I think I’m destined to be an old cat lady… Not one of those crazy, old cat ladies, but an old cat lady who likes to adopt and take in a few cats who are in need of some desperate love. It’s pretty much what I’ve been doing since I was a little kid. I begged and begged my parents to let me have a cat for years. When I finally got one, it wasn’t one that I had gotten to pick out.
My house is a cat magnet. Somehow, it gives off some kind of signal that says, “Hey, cats, come live here. It’s okay… Just come curl up on the deck. Sleep here for awhile. You’ll get fed and, eventually, you’ll be let inside.” Out of the three cats I’ve had, only one of them was actually adopted from an SPCA annex. The other two managed to find their way onto our porch and into our home.
***I’d like to briefly mention all of the passing cats that we’ve had who have come for a bowl or two of food, lived under our deck for a few days, and continued on with their journey.***
My first cat, Cookie (Chet), came to us from across the street. I suppose she was just unhappy with the living standards of our neighbors (at one point, they had had three other cats, eight kittens, and two dogs). She started to camp out on our porch during the day and wander back home when it got dark. That is… Until we put bowls of food out for her. She was either surveying her surroundings for the first few days or just waiting ’til we caved and fed her. Whatever her reason, she had gotten what she wanted: A new home.
She was a beautiful cat: A white/brown/black long hair with white paws and bright yellow eyes. To most people, she was one of the most unfriendly cats in the world. But to me? She was perfect. She’d sleep in my room all day when I went to school and perk up as soon as I got home. During the night, she’d sleep above my head. Maybe it was because I tried so hard to make her happy? I remember one time when she was meowing uncontrollably in the kitchen (begging for milk), so I picked up the full gallon jug from the fridge and… Dropped it. Milk went everywhere, even under the fridge. My parents were pretty unhappy, but she got to lap some up off the floor and that’s what’s important.

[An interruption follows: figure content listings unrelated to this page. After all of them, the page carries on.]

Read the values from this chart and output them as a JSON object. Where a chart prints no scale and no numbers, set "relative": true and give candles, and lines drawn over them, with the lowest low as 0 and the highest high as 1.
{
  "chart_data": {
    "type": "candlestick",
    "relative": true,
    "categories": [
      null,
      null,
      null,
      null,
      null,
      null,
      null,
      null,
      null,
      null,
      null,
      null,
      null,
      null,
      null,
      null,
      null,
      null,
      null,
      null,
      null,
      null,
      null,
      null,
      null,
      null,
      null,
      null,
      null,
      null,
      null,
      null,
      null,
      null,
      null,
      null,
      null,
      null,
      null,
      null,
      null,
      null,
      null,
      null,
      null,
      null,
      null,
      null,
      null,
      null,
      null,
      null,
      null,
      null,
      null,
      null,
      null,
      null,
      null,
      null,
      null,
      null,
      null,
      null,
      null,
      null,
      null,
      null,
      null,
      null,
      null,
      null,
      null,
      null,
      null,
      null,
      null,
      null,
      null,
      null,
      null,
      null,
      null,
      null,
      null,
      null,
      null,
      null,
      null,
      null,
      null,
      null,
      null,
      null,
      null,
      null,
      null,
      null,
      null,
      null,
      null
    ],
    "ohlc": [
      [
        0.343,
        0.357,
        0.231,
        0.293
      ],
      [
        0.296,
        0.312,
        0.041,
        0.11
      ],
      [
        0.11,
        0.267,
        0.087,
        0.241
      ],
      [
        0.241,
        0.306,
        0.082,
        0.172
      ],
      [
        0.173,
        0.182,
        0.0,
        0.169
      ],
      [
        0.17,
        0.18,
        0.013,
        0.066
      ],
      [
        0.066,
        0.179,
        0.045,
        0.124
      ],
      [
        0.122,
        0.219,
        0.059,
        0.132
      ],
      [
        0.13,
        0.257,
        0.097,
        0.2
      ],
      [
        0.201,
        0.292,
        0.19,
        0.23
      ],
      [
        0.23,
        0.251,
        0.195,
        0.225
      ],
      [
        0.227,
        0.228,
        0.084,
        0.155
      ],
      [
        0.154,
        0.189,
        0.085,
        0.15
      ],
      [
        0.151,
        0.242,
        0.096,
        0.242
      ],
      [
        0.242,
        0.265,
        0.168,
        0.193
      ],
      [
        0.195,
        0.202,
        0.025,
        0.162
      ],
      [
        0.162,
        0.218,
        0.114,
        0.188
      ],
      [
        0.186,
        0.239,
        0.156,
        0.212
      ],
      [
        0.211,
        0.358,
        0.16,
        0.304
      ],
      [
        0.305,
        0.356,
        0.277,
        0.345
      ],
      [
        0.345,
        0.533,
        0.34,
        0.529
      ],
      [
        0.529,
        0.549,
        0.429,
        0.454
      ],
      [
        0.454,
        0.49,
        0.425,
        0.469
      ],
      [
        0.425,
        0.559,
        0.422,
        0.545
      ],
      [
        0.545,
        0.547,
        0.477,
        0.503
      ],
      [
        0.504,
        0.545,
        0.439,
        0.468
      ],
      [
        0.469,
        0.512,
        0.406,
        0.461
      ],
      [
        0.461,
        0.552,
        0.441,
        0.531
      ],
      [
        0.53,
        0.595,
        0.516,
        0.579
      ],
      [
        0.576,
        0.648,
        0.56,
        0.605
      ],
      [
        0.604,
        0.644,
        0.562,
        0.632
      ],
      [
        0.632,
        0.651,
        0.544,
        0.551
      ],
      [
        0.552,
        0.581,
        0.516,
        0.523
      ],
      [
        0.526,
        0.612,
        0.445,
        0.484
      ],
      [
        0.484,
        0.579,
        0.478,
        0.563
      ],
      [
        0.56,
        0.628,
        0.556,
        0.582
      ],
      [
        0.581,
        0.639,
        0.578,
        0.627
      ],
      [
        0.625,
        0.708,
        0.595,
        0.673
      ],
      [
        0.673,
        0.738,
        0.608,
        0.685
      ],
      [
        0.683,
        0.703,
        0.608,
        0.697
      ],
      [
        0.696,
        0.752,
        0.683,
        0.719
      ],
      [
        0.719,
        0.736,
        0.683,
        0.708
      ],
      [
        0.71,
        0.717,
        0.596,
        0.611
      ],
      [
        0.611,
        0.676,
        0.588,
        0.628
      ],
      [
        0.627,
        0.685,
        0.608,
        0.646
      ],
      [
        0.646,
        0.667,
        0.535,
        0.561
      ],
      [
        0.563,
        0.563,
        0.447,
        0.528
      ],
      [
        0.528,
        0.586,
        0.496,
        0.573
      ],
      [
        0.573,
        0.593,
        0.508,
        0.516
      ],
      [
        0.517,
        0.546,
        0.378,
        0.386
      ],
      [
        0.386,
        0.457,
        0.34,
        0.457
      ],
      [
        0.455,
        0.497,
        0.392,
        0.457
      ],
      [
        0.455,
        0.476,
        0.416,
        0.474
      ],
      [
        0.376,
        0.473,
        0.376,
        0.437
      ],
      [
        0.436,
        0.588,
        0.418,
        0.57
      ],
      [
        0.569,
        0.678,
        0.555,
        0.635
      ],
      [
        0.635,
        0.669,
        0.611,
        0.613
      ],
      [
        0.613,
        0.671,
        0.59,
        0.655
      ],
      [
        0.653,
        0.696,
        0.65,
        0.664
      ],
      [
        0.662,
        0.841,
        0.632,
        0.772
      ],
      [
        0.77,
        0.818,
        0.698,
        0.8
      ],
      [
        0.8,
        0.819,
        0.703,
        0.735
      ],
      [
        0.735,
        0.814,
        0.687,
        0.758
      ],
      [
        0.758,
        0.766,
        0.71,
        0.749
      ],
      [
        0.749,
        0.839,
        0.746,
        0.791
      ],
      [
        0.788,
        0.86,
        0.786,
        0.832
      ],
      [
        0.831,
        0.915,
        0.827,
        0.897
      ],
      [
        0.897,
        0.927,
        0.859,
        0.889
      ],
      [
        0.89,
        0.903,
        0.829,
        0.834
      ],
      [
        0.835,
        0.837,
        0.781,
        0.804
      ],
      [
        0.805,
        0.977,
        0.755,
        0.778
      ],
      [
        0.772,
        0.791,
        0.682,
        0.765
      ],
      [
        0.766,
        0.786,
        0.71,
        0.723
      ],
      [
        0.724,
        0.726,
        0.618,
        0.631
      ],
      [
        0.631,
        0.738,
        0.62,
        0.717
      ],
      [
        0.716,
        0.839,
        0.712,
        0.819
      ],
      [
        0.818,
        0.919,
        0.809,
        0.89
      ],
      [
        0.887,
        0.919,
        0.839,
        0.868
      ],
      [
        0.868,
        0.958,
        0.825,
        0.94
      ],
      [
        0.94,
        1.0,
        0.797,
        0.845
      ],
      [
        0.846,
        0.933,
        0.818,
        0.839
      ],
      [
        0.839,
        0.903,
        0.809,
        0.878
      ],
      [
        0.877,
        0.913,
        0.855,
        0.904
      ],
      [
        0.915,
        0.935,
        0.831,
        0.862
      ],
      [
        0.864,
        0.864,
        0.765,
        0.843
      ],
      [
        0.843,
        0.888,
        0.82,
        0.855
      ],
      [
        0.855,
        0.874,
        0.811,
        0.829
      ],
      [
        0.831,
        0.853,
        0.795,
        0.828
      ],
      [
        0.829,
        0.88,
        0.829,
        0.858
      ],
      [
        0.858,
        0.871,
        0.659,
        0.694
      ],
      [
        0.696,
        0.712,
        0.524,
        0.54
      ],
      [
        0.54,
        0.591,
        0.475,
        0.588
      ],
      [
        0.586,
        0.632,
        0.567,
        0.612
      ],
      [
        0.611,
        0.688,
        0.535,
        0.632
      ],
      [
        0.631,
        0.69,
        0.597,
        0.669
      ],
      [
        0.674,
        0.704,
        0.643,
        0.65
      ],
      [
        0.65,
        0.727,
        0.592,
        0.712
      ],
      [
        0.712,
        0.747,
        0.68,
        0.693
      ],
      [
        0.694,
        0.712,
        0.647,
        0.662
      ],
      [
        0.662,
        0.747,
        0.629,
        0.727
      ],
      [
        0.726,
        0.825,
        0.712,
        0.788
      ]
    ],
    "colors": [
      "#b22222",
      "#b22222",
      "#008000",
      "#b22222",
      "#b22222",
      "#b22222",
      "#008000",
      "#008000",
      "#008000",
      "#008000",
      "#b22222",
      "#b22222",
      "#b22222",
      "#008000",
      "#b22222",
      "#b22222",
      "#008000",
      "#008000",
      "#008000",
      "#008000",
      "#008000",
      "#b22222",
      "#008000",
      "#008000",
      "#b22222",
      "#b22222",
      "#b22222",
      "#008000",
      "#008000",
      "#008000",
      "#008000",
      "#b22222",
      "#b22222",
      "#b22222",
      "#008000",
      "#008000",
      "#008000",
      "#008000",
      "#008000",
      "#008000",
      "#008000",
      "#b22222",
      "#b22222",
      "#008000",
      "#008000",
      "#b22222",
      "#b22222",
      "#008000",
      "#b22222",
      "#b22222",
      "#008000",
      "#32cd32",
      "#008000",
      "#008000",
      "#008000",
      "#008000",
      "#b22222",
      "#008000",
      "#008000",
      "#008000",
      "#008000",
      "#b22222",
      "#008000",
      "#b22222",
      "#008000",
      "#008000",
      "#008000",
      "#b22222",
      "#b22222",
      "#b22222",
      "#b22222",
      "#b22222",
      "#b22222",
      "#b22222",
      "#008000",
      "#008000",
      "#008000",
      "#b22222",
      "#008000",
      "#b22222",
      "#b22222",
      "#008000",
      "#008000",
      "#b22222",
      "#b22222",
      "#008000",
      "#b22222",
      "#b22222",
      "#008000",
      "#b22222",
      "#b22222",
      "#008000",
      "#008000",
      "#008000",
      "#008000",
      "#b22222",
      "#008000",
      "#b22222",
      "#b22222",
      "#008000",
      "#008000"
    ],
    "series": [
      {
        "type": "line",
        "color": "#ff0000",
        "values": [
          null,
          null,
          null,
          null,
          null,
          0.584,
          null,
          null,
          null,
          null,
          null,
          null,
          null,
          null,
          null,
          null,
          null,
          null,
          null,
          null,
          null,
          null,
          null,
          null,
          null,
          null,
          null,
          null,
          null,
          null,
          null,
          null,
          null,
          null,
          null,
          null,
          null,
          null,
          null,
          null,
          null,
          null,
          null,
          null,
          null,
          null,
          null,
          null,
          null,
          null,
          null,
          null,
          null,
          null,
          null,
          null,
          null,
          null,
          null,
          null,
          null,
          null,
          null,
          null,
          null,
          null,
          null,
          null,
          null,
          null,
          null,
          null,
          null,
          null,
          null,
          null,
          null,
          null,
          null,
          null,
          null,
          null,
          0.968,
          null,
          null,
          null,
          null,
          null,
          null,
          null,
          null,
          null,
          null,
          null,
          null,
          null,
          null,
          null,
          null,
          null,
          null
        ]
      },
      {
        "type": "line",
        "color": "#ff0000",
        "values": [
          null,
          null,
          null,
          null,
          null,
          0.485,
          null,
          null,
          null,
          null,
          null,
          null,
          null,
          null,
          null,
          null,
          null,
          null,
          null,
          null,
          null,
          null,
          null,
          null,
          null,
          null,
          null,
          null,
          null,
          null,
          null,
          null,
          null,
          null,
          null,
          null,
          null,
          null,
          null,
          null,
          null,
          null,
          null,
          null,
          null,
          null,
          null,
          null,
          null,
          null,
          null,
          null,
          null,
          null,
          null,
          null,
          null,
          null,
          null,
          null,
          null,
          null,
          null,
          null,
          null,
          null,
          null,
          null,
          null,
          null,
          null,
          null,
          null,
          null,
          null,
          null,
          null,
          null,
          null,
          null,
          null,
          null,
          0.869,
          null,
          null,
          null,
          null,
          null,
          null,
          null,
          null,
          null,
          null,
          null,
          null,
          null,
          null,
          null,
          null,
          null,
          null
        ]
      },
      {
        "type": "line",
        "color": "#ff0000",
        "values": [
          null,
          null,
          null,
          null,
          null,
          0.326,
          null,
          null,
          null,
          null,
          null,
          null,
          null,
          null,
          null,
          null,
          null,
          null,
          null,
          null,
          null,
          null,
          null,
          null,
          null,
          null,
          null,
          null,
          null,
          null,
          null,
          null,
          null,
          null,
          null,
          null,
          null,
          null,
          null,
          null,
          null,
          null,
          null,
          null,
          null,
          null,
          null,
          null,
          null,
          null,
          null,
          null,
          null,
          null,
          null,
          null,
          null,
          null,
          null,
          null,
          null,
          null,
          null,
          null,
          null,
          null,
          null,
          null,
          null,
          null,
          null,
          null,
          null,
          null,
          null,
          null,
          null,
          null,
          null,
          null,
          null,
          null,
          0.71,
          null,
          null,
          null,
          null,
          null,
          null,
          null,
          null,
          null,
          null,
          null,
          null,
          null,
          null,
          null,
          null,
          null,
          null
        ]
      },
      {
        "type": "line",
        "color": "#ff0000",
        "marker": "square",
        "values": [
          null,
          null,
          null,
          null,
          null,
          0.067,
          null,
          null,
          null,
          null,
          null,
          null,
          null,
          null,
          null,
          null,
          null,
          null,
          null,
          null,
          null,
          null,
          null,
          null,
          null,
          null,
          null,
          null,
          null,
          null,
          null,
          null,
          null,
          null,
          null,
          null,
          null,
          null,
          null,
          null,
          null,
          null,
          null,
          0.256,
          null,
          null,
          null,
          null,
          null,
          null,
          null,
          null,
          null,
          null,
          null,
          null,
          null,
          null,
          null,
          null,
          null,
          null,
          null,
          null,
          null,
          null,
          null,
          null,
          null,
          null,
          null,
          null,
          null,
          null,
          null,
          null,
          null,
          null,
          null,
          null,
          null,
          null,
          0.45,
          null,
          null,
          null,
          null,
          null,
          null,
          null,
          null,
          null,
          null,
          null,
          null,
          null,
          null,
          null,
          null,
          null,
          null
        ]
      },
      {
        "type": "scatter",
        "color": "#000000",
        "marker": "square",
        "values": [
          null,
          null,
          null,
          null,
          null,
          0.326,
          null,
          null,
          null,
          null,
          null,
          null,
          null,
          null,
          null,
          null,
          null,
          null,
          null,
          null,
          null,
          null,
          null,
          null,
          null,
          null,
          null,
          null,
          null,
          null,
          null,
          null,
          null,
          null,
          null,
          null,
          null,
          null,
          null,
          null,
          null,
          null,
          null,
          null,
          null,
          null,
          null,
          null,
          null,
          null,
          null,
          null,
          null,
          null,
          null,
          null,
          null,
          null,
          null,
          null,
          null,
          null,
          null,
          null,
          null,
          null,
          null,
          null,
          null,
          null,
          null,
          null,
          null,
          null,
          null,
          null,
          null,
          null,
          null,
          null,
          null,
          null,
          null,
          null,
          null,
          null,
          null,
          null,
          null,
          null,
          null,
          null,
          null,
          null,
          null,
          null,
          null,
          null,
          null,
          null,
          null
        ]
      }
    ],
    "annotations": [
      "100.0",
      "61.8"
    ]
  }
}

We found Outback about five years after Cookie had found us. He showed up on our back deck (hence the name, Outback) around mid-November of 2006. He had the exact same coloring and pattern as Cookie, but he was a shorthair. With winter right around the corner and each night growing cooler, I bugged my mom until she did something to help keep him warm outside. My dad didn’t want another cat at the time, so my mom and I put out a few bowls of food, took a chair from our patio table, and built him a little tent to live in out of soft towels and a heating pad designed for cats. My mom and I would even sneak Outback into the house when my dad would leave to teach class and let the little kitty enjoy some actual warmth.
When we eventually convinced my dad to take him in, Outback turned out to be a trip. His first visit to the vet showed us that he wasn’t actually a stray. He was already neutered, indicating that he had either wandered from home or been abandoned… And he was diabetic. If he didn’t get insulin shots, he wouldn’t make it. So, naturally, we paid for the insulin, the needles, and gave him his regulated dose. It was worth it to keep such a sweet kitty in the house. Plus, he was a friend for Cookie. Every cat deserves to have a friend.
We adopted my current kitten, Orion, after we had lost Cookie and were close to losing Outback. After Cookie passed, I wanted Outback to be able to have a friend. We brought Orion into our home when she was two months old. She was this fuzzy, little, black and grey ball with big eyes. At first, she spent most of her time batting at Outback and pouncing on him, trying to get him to play with her. But as he aged, Orion began curling up next to him and cleaning the back of his head and neck. Now she’s four years old, a little pudgy, and the only cat in the house. She seems content to have it that way, though. She gets control over every cardboard box in the house. And as long as she’s happy… Well… So am I.